At the time of its construction in the 1950s, the Dwingeloo Radio Observatory was the largest rotatable telescope in the world with a dish diameter of 25 meters. It was quickly overtaken in the rankings but was used by astronomers for decades until it slowly fell into disuse in the early 2000s. After a restoration project the telescope is now a national heritage site in the Netherlands where it is also available for use by radio amateurs. Recently this group was able to receive signals from Voyager 1.
Famously, Voyager 1 is the furthest manmade object from Earth, having been launched on a trajectory out of the solar system in 1977. As a result of distance and age, the signals it sends out are incredibly faint. The team first had to mount a new antenna to the dish, which was not originally designed for signals in this frequency which added to the challenge. They then needed to use orbital predictions of the spacecraft in order to target the telescope and also make the correct adjustments to the received signal given that there is significant Doppler shift now as well. But with that all out of the way, the team was successfully able to receive the Voyager 1 signal on this telescope.
Only a few telescopes in the world have ever been able to accomplish this feat, making it all the more impressive. Normally Voyager 1 is received using the Deep Space Network, a fleet of much larger dishes stationed around the world and designed for these frequencies. But this team is used to taking on unique challenges. They also decoded the first ham radio station on the moon and made a radar image of the moon using LoRa.
I believe that Daniel Estevez has detected voyager 1 with only a 6 meter dish. See pages 53 and 54 of this document: https://www.pe0sat.vgnet.nl/download/DSN/David%20Prutchi%20-%20Receiving%20Microwave%20Signals%20from%20Deep-Space.pdf
Here’s a better link to his detection of the voyager: using a 6 meter dish https://destevez.net/2021/02/voyager-1-single-dish-detection-at-allen-telescope-array/
But is it repeatable and consistent long term. One shot for a while, cool. Wanna listen for a half revolution of the site, gonna need more gain to tolerate pointing error. 1/10 arc second error may mean you miss the signal
25 meter dish, 3.6 cm wavelength means the 3 dB beamwidth of the dish is 0.1 degrees, or ~360 arcseconds. Don’t think 0.1 arcsec is gonna do much.
There is the difference between detection and decoding, though. Decoding requires being able to detect the signal on a short enough timescale (160 bits/sec) with good enough SNR to separate the bits. This isn’t that.

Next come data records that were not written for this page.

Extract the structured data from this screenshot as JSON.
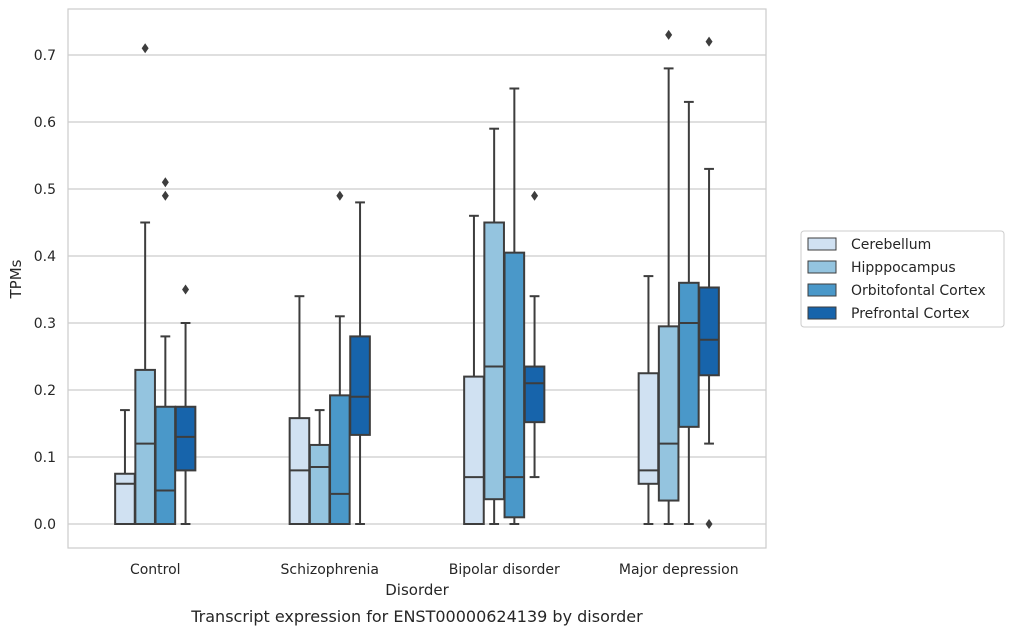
{
  "chart_data": {
    "type": "boxplot",
    "caption": "Transcript expression for ENST00000624139 by disorder",
    "xlabel": "Disorder",
    "ylabel": "TPMs",
    "ylim": [
      -0.035,
      0.775
    ],
    "yticks": [
      "0.0",
      "0.1",
      "0.2",
      "0.3",
      "0.4",
      "0.5",
      "0.6",
      "0.7"
    ],
    "ytick_values": [
      0,
      0.1,
      0.2,
      0.3,
      0.4,
      0.5,
      0.6,
      0.7
    ],
    "grid": true,
    "legend_position": "right",
    "categories": [
      "Control",
      "Schizophrenia",
      "Bipolar disorder",
      "Major depression"
    ],
    "series": [
      {
        "name": "Cerebellum",
        "color": "#d0e1f2",
        "boxes": [
          {
            "whislo": 0,
            "q1": 0,
            "med": 0.06,
            "q3": 0.075,
            "whishi": 0.17,
            "fliers": []
          },
          {
            "whislo": 0,
            "q1": 0,
            "med": 0.08,
            "q3": 0.158,
            "whishi": 0.34,
            "fliers": []
          },
          {
            "whislo": 0,
            "q1": 0,
            "med": 0.07,
            "q3": 0.22,
            "whishi": 0.46,
            "fliers": []
          },
          {
            "whislo": 0,
            "q1": 0.06,
            "med": 0.08,
            "q3": 0.225,
            "whishi": 0.37,
            "fliers": []
          }
        ]
      },
      {
        "name": "Hipppocampus",
        "color": "#94c4df",
        "boxes": [
          {
            "whislo": 0,
            "q1": 0,
            "med": 0.12,
            "q3": 0.23,
            "whishi": 0.45,
            "fliers": [
              0.71
            ]
          },
          {
            "whislo": 0,
            "q1": 0,
            "med": 0.085,
            "q3": 0.118,
            "whishi": 0.17,
            "fliers": []
          },
          {
            "whislo": 0,
            "q1": 0.037,
            "med": 0.235,
            "q3": 0.45,
            "whishi": 0.59,
            "fliers": []
          },
          {
            "whislo": 0,
            "q1": 0.035,
            "med": 0.12,
            "q3": 0.295,
            "whishi": 0.68,
            "fliers": [
              0.73
            ]
          }
        ]
      },
      {
        "name": "Orbitofontal Cortex",
        "color": "#4a98c9",
        "boxes": [
          {
            "whislo": 0,
            "q1": 0,
            "med": 0.05,
            "q3": 0.175,
            "whishi": 0.28,
            "fliers": [
              0.49,
              0.51
            ]
          },
          {
            "whislo": 0,
            "q1": 0,
            "med": 0.045,
            "q3": 0.192,
            "whishi": 0.31,
            "fliers": [
              0.49
            ]
          },
          {
            "whislo": 0,
            "q1": 0.01,
            "med": 0.07,
            "q3": 0.405,
            "whishi": 0.65,
            "fliers": []
          },
          {
            "whislo": 0,
            "q1": 0.145,
            "med": 0.3,
            "q3": 0.36,
            "whishi": 0.63,
            "fliers": []
          }
        ]
      },
      {
        "name": "Prefrontal Cortex",
        "color": "#1764ab",
        "boxes": [
          {
            "whislo": 0,
            "q1": 0.08,
            "med": 0.13,
            "q3": 0.175,
            "whishi": 0.3,
            "fliers": [
              0.35
            ]
          },
          {
            "whislo": 0,
            "q1": 0.133,
            "med": 0.19,
            "q3": 0.28,
            "whishi": 0.48,
            "fliers": []
          },
          {
            "whislo": 0.07,
            "q1": 0.152,
            "med": 0.21,
            "q3": 0.235,
            "whishi": 0.34,
            "fliers": [
              0.49
            ]
          },
          {
            "whislo": 0.12,
            "q1": 0.222,
            "med": 0.275,
            "q3": 0.353,
            "whishi": 0.53,
            "fliers": [
              0,
              0.72
            ]
          }
        ]
      }
    ]
  }
}
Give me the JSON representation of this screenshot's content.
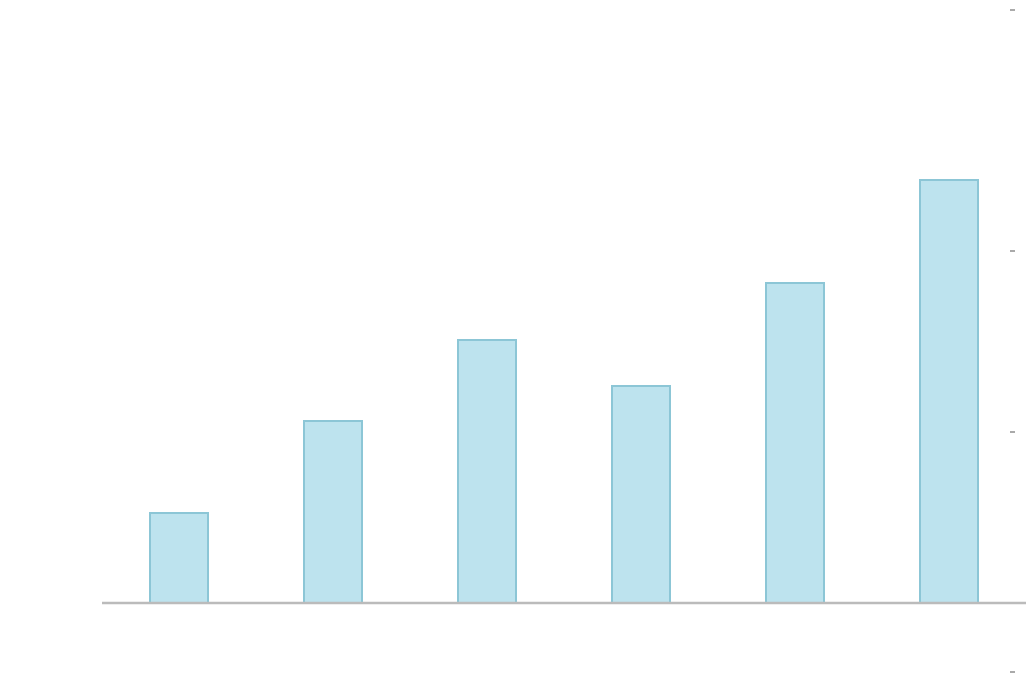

True, but I was replying to the 6 meter dish. Bit tighter aperture
I wonder if everybody can send a new firmware update to Voyager because the password is “nasa1958” and the error correction is sum of all bytes modulo 8. :-D
Olaf
I watched some space documentary and I’m pretty sure the key/PIN code is the same as I have on my luggage.
Is it “12345”?
:D
Yeah , but you’ll need some significant radiating power so It can hear you.